Drink fluids constantly. Just because you’re not thirsty doesn’t mean your body is adequately hydrated. Thirst alerts you to the fact that you’re already dehydrated—you want to avoid getting to this point, especially when you’re sweating excessively. In order to do so, make sure you have a couple of glasses of water pre-workout, at least a gulp or two every 15 minutes during your workout, and a few more once you’re done.
Dress for the weather. Just like you bundle up when you run outside during the cooler months, you should dress for the hot weather this time of year. Opt for lightweight, moisture-wicking clothing that will help keep you cool and dry even as you sweat your way through a jog.

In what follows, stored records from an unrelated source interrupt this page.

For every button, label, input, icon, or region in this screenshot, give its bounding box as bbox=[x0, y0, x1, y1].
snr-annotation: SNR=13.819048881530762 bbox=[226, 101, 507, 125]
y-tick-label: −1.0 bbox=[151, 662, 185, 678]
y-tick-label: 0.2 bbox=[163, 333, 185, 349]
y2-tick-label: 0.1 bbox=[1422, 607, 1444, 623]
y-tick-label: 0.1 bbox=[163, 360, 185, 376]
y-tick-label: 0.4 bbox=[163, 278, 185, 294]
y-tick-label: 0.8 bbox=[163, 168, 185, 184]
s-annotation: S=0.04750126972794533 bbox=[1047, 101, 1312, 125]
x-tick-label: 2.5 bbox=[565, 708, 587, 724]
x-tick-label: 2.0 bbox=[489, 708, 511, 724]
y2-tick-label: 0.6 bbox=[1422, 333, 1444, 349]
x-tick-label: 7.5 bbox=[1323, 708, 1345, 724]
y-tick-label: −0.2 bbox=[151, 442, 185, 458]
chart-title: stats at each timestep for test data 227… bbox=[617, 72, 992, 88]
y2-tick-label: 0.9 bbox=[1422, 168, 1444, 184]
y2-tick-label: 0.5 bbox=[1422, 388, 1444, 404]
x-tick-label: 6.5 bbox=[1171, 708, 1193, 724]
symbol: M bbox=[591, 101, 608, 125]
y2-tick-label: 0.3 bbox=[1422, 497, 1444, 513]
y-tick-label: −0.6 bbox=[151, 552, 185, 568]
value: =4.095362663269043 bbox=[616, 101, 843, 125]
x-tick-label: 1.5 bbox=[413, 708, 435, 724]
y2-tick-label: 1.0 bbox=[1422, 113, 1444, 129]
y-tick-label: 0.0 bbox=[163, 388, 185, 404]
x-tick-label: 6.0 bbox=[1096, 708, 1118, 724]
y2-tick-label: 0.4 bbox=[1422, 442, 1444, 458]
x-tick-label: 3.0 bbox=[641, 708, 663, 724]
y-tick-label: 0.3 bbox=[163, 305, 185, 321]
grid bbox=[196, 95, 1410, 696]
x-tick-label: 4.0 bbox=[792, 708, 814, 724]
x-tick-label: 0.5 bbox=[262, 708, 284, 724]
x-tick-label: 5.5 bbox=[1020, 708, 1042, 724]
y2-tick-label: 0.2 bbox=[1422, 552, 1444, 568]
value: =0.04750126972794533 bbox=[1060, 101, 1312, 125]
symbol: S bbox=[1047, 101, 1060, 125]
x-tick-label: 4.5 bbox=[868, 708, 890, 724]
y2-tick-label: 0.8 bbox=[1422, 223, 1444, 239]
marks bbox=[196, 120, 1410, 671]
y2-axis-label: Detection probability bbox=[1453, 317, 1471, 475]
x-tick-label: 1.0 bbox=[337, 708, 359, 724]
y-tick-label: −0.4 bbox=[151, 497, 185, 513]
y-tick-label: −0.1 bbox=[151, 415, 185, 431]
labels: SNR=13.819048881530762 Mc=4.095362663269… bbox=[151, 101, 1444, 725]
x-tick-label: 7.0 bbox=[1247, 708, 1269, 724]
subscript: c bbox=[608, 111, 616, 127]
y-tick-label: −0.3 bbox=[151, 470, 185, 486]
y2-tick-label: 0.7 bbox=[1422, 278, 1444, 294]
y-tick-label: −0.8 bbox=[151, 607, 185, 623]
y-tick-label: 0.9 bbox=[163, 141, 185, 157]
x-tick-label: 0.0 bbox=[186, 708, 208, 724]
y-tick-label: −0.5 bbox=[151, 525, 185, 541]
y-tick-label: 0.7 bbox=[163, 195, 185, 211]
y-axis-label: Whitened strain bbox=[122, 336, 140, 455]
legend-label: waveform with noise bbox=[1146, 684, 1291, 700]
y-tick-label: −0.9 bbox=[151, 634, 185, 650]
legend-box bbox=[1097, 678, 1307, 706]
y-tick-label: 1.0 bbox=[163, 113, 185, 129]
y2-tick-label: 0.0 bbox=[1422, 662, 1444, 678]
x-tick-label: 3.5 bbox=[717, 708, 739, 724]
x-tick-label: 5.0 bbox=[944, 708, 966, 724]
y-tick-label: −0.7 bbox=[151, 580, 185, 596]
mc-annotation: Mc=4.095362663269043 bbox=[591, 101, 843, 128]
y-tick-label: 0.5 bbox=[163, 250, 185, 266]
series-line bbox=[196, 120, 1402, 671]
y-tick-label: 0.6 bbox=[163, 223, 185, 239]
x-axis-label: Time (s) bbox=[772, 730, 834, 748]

Work out earlier (or later). It’s impossible to avoid the summer heat entirely, but you can choose times of day that are cooler for your fitness session. Try getting up at dawn, when the sun is just peeking over the horizon, to knock out your workout early. Or if you’re more of a night owl, wait until the sun begins to sink and temperatures drop with it.
Don’t ignore signs of heat exhaustion. If you suddenly start to feel sluggish or woozy during your outdoor workout, don’t write off these cues as nothing. They could be the earliest signs of heat exhaustion. So make sure that you’re listening to your body and its signals, and cut your run short if you think you might be experiencing heat exhaustion.